The telecommunications engineer, travelling on a Canadian passport, was then deported to Syria by U.S. authorities after a stop in Jordan.

Arar, who turns 35 Wednesday, says he was brutalized for months by Syrian officials before being released. He denies any involvement in terrorism.

The review committee report provides a few more pieces of the complex Arar puzzle. But a full picture of the affair has yet to emerge.

The inquiry, led by Justice Dennis O'Connor, went behind closed doors Monday to begin several weeks of confidential hearings into the roles that CSIS, the RCMP and the Foreign Affairs Department may have played in the Arar case.

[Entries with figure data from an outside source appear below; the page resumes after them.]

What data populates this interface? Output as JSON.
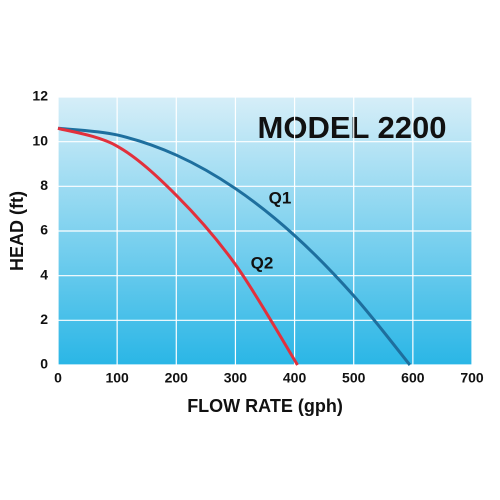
{
  "chart_data": {
    "type": "line",
    "title": "MODEL 2200",
    "x_label": "FLOW RATE (gph)",
    "y_label": "HEAD (ft)",
    "xlim": [
      0,
      700
    ],
    "xticks": [
      0,
      100,
      200,
      300,
      400,
      500,
      600,
      700
    ],
    "ylim": [
      0,
      12
    ],
    "yticks": [
      0,
      2,
      4,
      6,
      8,
      10,
      12
    ],
    "grid": true,
    "series": [
      {
        "name": "Q1",
        "color": "#1e6f9e",
        "x": [
          0,
          100,
          200,
          300,
          400,
          500,
          595
        ],
        "values": [
          10.6,
          10.3,
          9.4,
          7.9,
          5.8,
          3.1,
          0
        ]
      },
      {
        "name": "Q2",
        "color": "#e2303c",
        "x": [
          0,
          100,
          200,
          300,
          405
        ],
        "values": [
          10.6,
          9.8,
          7.6,
          4.5,
          0
        ]
      }
    ]
  }
}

Pillarella, appointed ambassador to Romania last year, is expected to be called as a witness at the inquiry.

Stephen Bindman, a spokesman for the government's legal team at the probe, declined to answer questions Monday about Pillarella's actions in the Arar matter, noting the commission hearings are underway.

"In the interim, it would not be appropriate to comment on various elements of this case in isolation and we will not do so."

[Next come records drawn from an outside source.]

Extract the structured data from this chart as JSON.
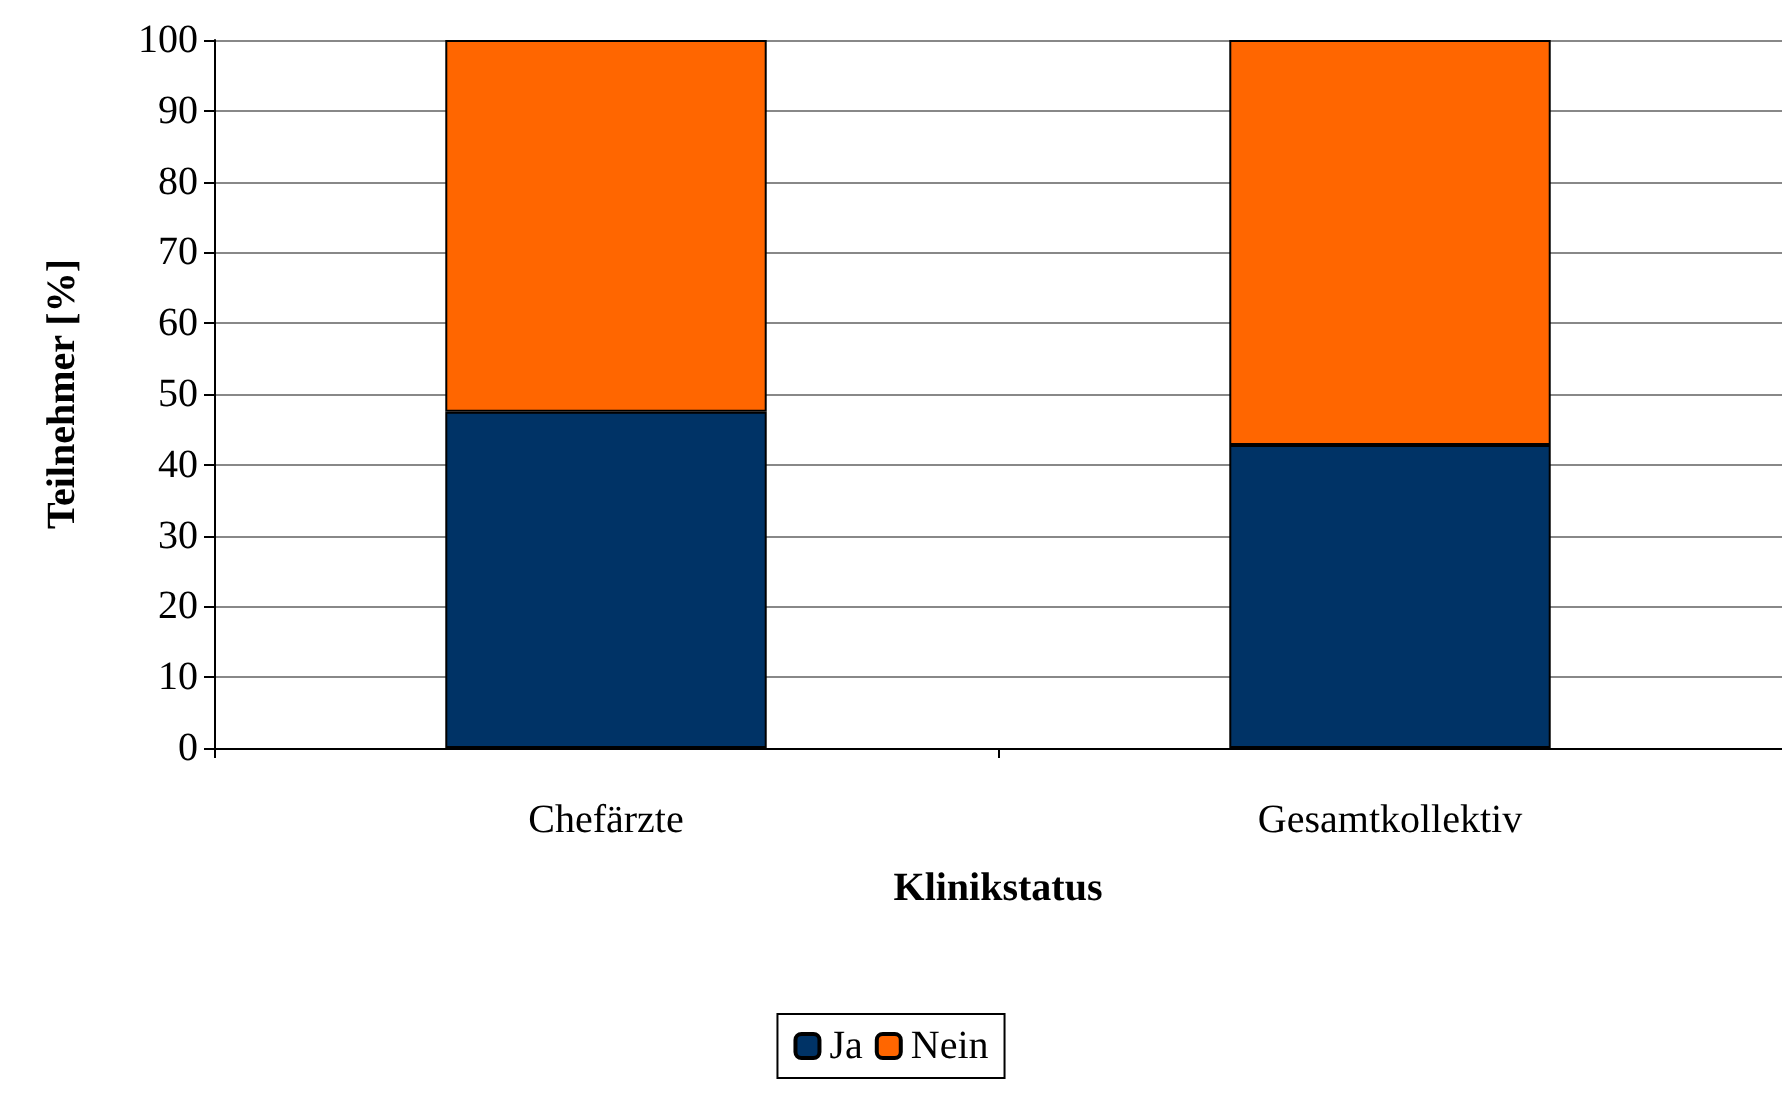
{
  "chart_data": {
    "type": "bar",
    "stacked": true,
    "xlabel": "Klinikstatus",
    "ylabel": "Teilnehmer [%]",
    "categories": [
      "Chefärzte",
      "Gesamtkollektiv"
    ],
    "series": [
      {
        "name": "Ja",
        "color": "#003366",
        "values": [
          47.5,
          42.8
        ]
      },
      {
        "name": "Nein",
        "color": "#ff6600",
        "values": [
          52.5,
          57.2
        ]
      }
    ],
    "ylim": [
      0,
      100
    ],
    "yticks": [
      0,
      10,
      20,
      30,
      40,
      50,
      60,
      70,
      80,
      90,
      100
    ],
    "grid": "y",
    "legend": "bottom"
  }
}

The review committee study, based on a review of CSIS files and additional information provided by the service, found nothing to contradict the spy service's longstanding claim it had no prior knowledge of the U.S. plan to detain and deport Arar.

In fact, CSIS "had difficulty ascertaining Arar's whereabouts for several days thereafter."

The study also says it is unclear what information prompted the Americans to put Arar's name on their security watch list "or whether any of that information came from CSIS via the RCMP."

It adds that the RCMP said it's possible U.S. authorities possessed information relating to Arar's activities when he lived and worked in the Boston area.

Arar took a job with a Boston high-tech firm in 1999 before returning to Ottawa two years later.

Almost an entire section of the review committee study, "Information Received and Divulged by CSIS," remains withheld.

However, the committee provides some hints as to its overall concerns by recommending that CSIS:

-Examine its practices to ensure more timely identification of reports containing potentially time-sensitive or important information.

-Maintain a written record when requests for information from CSIS headquarters are sent verbally to foreign intelligence agencies.

-Review arrangements with the RCMP to determine whether "the existing caveats and conditions" attached to the sharing of CSIS information provide necessary protections against improper disclosure.

The RCMP has acknowledged breaking one of its own policies when passing some information to U.S. officials about Arar.

The circumstances are not entirely clear. But testimony at the inquiry indicates that in at least one instance, the RCMP disclosed material provided by another Canadian agency without obtaining that organization's consent.